Et puis Djibril Diop Mambéty est mort, un peu trop jeune pour l’époque, auteur d’un seul autre long et d’une poignée de courts, comme si ce coup d’éclat inaugural avait brûlé son énergie dans des flammes trop ardentes. Comme si, d’avoir très vite déplacé les continents cinématographiques, ses épaules avaient ensuite plié sous le carcan des habituelles contraintes de production, faisant de lui un réalisateur empêché, puis disparu, au risque d’un injuste oubli.

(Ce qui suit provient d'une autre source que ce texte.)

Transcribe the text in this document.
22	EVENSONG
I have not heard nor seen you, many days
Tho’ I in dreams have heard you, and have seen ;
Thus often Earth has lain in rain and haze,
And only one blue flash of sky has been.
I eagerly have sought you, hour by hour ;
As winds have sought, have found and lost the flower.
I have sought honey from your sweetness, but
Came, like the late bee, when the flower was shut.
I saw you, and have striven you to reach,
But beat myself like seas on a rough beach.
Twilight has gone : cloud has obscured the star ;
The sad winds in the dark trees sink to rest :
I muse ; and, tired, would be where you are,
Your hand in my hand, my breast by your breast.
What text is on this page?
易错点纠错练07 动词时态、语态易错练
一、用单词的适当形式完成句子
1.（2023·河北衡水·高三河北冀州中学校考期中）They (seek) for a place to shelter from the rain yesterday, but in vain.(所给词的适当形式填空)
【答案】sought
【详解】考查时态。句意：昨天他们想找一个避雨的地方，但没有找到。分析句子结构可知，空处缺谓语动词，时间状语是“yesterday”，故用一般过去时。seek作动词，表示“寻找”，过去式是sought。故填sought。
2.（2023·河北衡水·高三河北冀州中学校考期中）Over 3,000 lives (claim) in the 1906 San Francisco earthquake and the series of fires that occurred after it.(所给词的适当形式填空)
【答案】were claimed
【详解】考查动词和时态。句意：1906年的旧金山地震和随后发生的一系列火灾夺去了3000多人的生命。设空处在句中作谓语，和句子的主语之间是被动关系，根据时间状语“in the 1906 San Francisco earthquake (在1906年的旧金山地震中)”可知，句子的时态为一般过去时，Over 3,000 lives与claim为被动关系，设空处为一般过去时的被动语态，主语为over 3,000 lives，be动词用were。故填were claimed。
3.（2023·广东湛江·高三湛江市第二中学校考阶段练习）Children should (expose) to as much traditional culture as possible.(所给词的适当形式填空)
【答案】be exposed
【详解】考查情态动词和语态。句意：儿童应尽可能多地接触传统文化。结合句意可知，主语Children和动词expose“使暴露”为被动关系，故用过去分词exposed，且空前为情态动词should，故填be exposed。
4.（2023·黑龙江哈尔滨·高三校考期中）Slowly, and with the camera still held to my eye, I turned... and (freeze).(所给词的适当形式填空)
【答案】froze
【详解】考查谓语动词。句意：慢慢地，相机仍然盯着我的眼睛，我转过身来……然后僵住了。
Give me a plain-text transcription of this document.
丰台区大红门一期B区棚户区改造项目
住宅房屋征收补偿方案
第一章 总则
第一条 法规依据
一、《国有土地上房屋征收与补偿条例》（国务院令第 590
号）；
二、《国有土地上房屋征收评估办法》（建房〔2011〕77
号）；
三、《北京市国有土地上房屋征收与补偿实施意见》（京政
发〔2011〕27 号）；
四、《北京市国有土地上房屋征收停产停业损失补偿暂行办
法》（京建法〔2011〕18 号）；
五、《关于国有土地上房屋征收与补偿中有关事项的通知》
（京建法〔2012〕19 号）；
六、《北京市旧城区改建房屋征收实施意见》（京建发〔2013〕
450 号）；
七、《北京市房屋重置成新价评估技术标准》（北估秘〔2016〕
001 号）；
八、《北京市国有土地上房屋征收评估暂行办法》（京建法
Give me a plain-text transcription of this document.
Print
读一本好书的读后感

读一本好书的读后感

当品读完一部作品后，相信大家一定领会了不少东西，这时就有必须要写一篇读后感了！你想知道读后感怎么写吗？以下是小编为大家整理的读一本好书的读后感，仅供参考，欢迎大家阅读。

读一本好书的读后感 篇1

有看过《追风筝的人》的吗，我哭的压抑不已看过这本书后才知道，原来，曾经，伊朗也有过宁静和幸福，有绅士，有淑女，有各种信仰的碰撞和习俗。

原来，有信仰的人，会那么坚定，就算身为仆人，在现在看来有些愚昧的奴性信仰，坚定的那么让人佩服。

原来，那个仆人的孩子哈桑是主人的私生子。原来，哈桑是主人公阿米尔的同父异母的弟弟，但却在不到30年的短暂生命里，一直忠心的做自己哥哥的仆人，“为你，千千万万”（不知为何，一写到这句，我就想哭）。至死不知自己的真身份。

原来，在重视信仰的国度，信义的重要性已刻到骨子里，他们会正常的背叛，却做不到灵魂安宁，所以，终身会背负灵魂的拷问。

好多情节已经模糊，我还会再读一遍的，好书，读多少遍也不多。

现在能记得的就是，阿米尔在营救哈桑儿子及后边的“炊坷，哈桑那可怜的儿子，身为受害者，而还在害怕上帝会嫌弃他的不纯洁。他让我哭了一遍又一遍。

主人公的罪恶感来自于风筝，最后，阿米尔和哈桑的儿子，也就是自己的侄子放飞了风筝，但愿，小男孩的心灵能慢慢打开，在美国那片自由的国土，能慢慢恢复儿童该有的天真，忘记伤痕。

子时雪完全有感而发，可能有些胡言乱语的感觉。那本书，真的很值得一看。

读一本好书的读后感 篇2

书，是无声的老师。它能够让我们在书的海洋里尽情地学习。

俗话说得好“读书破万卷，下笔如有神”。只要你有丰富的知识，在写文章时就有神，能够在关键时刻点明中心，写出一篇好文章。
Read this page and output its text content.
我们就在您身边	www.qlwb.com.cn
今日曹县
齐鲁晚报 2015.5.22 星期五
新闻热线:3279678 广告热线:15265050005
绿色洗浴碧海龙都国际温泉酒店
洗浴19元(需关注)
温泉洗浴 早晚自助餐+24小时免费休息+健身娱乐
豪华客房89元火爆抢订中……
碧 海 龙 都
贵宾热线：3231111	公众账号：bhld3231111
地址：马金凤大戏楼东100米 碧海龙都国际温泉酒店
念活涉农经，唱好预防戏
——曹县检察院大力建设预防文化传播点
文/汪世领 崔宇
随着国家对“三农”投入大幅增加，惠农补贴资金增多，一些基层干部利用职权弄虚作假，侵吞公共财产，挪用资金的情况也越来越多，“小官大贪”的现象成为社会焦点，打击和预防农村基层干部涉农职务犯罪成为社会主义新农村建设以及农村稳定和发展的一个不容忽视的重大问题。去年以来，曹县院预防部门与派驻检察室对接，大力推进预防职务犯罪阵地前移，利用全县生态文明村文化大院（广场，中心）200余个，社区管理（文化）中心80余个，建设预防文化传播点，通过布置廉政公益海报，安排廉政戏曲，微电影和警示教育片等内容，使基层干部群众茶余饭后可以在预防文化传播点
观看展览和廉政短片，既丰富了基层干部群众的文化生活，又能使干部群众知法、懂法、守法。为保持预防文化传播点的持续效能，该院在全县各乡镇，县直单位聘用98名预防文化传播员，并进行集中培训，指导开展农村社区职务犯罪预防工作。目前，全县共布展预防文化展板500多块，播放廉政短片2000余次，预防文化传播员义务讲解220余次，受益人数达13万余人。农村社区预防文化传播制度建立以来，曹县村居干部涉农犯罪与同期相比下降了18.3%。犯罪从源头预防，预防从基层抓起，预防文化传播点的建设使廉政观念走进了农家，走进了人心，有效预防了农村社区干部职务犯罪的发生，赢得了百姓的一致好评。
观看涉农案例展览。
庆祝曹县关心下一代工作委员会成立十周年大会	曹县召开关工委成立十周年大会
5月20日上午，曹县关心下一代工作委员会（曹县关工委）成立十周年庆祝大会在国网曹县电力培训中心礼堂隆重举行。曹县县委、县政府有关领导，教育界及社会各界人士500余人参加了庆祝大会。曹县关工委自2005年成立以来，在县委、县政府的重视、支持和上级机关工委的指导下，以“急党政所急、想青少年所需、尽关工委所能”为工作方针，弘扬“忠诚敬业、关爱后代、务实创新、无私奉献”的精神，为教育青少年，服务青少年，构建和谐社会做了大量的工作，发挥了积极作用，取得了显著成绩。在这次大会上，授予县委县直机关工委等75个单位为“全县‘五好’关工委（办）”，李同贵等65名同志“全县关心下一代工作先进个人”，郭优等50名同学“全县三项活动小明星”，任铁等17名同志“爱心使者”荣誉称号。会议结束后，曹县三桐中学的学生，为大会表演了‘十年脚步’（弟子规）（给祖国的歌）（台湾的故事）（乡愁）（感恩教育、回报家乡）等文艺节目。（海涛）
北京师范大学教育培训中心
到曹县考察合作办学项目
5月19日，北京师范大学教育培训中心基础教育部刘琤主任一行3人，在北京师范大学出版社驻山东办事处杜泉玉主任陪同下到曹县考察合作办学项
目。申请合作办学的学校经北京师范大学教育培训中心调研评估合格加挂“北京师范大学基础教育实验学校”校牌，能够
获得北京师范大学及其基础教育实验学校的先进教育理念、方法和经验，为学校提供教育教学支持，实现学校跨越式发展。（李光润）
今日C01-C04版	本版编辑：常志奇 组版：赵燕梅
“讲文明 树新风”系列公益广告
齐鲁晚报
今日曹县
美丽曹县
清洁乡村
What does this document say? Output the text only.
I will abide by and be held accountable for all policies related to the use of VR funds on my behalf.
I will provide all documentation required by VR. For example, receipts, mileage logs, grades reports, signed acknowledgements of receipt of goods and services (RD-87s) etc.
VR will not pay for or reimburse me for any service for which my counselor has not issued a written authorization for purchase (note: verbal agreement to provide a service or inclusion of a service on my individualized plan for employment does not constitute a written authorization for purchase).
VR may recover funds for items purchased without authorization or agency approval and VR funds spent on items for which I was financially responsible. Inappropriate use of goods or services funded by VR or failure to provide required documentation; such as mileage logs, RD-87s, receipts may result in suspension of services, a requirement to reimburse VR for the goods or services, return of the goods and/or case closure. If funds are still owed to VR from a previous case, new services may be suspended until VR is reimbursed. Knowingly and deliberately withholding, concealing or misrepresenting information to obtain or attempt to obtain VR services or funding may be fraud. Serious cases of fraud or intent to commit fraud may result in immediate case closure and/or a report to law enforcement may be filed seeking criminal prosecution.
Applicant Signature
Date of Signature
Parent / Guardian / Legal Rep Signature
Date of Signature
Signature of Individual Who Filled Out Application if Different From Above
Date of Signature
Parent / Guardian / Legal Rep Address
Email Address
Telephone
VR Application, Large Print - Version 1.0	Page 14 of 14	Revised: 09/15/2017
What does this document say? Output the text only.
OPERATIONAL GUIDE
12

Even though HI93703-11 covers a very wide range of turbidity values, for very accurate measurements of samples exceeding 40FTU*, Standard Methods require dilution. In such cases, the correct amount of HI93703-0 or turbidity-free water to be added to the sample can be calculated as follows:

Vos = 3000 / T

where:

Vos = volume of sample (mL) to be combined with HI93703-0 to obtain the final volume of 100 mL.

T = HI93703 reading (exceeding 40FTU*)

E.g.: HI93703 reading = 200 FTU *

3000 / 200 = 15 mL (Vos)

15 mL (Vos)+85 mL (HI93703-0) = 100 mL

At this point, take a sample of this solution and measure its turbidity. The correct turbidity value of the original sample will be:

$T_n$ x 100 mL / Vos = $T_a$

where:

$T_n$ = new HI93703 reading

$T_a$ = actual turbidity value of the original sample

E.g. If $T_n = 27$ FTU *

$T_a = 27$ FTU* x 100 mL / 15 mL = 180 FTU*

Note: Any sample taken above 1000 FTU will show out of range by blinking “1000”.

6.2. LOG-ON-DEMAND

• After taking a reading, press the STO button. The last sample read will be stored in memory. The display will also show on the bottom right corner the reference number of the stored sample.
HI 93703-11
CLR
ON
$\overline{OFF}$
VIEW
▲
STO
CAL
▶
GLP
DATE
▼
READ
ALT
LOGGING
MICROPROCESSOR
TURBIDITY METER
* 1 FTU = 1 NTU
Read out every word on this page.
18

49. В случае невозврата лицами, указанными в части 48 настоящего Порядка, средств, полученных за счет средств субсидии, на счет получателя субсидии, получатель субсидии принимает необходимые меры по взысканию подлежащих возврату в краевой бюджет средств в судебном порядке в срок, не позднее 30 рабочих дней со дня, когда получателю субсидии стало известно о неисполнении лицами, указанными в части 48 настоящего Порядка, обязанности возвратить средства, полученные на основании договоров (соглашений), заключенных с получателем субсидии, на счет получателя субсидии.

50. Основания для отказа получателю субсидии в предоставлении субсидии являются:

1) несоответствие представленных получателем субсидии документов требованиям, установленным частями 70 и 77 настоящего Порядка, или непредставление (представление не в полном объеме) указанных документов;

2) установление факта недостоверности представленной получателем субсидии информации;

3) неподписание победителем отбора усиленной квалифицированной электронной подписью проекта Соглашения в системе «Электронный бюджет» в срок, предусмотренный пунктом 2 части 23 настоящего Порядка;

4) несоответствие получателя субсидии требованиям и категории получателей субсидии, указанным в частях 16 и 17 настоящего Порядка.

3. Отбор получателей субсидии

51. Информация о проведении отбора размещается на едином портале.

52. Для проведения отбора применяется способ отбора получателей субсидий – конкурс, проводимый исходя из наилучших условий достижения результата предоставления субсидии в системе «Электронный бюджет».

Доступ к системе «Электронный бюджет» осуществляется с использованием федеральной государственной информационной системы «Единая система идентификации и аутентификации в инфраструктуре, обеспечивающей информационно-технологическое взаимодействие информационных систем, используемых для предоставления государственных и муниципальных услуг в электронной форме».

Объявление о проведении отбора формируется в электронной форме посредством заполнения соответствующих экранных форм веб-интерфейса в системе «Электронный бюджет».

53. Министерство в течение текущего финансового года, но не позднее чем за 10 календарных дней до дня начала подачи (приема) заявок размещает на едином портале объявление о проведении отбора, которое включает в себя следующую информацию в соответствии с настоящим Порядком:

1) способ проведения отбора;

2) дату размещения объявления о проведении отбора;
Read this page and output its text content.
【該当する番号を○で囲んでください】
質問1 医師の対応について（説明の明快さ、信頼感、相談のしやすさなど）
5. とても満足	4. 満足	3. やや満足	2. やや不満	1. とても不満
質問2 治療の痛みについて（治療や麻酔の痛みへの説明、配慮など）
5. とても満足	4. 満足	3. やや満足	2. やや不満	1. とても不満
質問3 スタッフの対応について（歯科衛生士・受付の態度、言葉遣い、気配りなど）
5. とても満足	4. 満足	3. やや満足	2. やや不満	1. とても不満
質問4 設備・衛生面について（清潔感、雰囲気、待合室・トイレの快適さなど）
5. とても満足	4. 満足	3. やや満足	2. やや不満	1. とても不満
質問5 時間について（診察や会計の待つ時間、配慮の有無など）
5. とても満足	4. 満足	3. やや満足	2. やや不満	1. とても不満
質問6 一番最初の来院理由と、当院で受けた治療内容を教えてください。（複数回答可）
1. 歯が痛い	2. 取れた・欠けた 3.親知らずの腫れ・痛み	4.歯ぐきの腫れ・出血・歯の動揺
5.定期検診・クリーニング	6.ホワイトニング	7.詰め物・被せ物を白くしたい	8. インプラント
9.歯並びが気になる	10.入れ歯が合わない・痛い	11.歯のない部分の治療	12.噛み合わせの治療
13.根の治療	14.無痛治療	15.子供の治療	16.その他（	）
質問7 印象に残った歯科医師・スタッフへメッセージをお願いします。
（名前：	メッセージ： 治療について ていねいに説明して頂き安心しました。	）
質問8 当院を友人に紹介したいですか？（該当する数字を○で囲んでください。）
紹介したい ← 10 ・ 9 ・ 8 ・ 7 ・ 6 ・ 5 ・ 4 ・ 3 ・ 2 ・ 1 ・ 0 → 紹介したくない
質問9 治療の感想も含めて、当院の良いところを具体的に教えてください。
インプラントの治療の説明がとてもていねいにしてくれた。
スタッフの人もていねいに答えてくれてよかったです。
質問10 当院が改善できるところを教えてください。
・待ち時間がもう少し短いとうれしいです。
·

Quarante ans plus tard, la nièce du réalisateur, Mati Diop, revient sur les lieux du tournage et allume à son tour une caméra. Pour enregistrer quoi ? Pas vraiment un hommage, et c’est heureux, mais simplement une reprise. Touki Bouki renaît ainsi, le temps d’une projection en plein air, sous le regard de Magaye Niang, l’acteur qui interprétait Mory. Expérience immédiatement joyeuse que de retrouver l’homme, les cheveux blanchis, les traits un peu affaissés, mais toujours avec cette grande gueule de cow-boy traînant sa malice dans les rues de Dakar. C’est que pour certains le temps passe sur les bords, mais jamais dans le cœur. Et c’est bien ce cœur que le film de Mati Diop se plaît à ouvrir, dans une absolue douceur, en dépliant les ailes de la fiction sur le corps du documentaire.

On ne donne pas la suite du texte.